作るからにはダウンロードしてもらえるような面白いアプリでなければならない。
「当初はトレーサビリティーをニワトリ博士が教えてくれる、というような感じで考えていましたが、最終的にはまったく違う発想に切り替えました。パッケージをおもちゃに変身させることにしたんです!」

お母さんやお父さんが台所でご飯を作っているあいだに、子どもはパッケージで遊ぶ、というのが発想の原点。

「パッケージは、デザインなどに経費がかかっている割に、必ずゴミ箱にいきます。これをおもちゃ箱にいかそうと思いました。子供と同じ目線に立って、ワクワク感にとことんこだわっています」
あまりにもこだわったために、なんと山崎さんが自らラフデッサンを書いたそう。もちろんアプリには、当初の目的であるトレーサビリティーシステムも搭載。パッケージにある生産履歴番号を入力すれば、育てた人から飼料の原産国まで一目瞭然だ。

肝心の味も、ビックリするくらいおいしい。
「きよらグルメ仕立て」は、富士山麓、標高900メートルの自然の中で、地下500メートルからくみ上げた富士深層水を飲んで健やかに育った赤鶏が産んだもの。飼料に新旨味原料(※特許出願中)を配合することで、卵黄の粘度やコク、旨味をアップ。さらに、飼料にパプリカやマリーゴールドなど天然由来の色素を強化し、色鮮やかな黄味の色に仕上げてある。実際に食べてみると、明らかに一般的な卵よりねっとりしていて、たまごの味がとても濃厚。ほのかな甘味もあり、旨味たっぷり。有名シェフやパティシエを招いた試食会でも絶賛されたというのも納得だ。

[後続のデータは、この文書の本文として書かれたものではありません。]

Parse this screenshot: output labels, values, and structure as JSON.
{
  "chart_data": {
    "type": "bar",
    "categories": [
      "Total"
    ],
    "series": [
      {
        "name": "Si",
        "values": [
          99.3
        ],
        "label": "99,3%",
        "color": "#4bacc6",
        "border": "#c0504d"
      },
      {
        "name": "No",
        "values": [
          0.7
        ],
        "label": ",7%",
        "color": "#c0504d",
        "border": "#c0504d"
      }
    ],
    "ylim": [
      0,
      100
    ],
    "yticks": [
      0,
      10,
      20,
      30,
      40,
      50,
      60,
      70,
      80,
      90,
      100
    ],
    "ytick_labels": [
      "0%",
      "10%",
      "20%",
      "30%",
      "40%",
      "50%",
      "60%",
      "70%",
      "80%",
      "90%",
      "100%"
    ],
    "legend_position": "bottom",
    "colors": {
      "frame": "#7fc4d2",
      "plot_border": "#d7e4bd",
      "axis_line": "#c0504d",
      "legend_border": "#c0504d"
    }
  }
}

そういえば、同商品の試食会はマンダリン オリエンタル 東京で、“卵尽くしのフルコース”という、ユニークな形で紹介された。しかもメニューを考案したのは、一流パティシエのステファン・ヴュー氏。クローズドな試食会のために、これほどこだわっている会社は他に見たことがないかも。

それでいて、決して高級品ではないのがうれしいところ。現在、関東・中部・近畿圏のダイエーにて先行販売中なのだが、価格も10個入り265円(税抜)と意外に庶民的。「たまごは日本人の食生活に欠かせないものだからこそ、リーズナブルな価格で安心なものを届けたい」という同社の思いが背景にある。


「第一次産業だから……と言い訳せず、イノベーションを起こしていきたい」
と新たな取り組みに意欲をみせる山崎さん。ちなみに次回のプロモーション戦略としては、妊活シンポジウムへの特別協賛が決定しているとのこと。今後の展開も楽しみにしたい。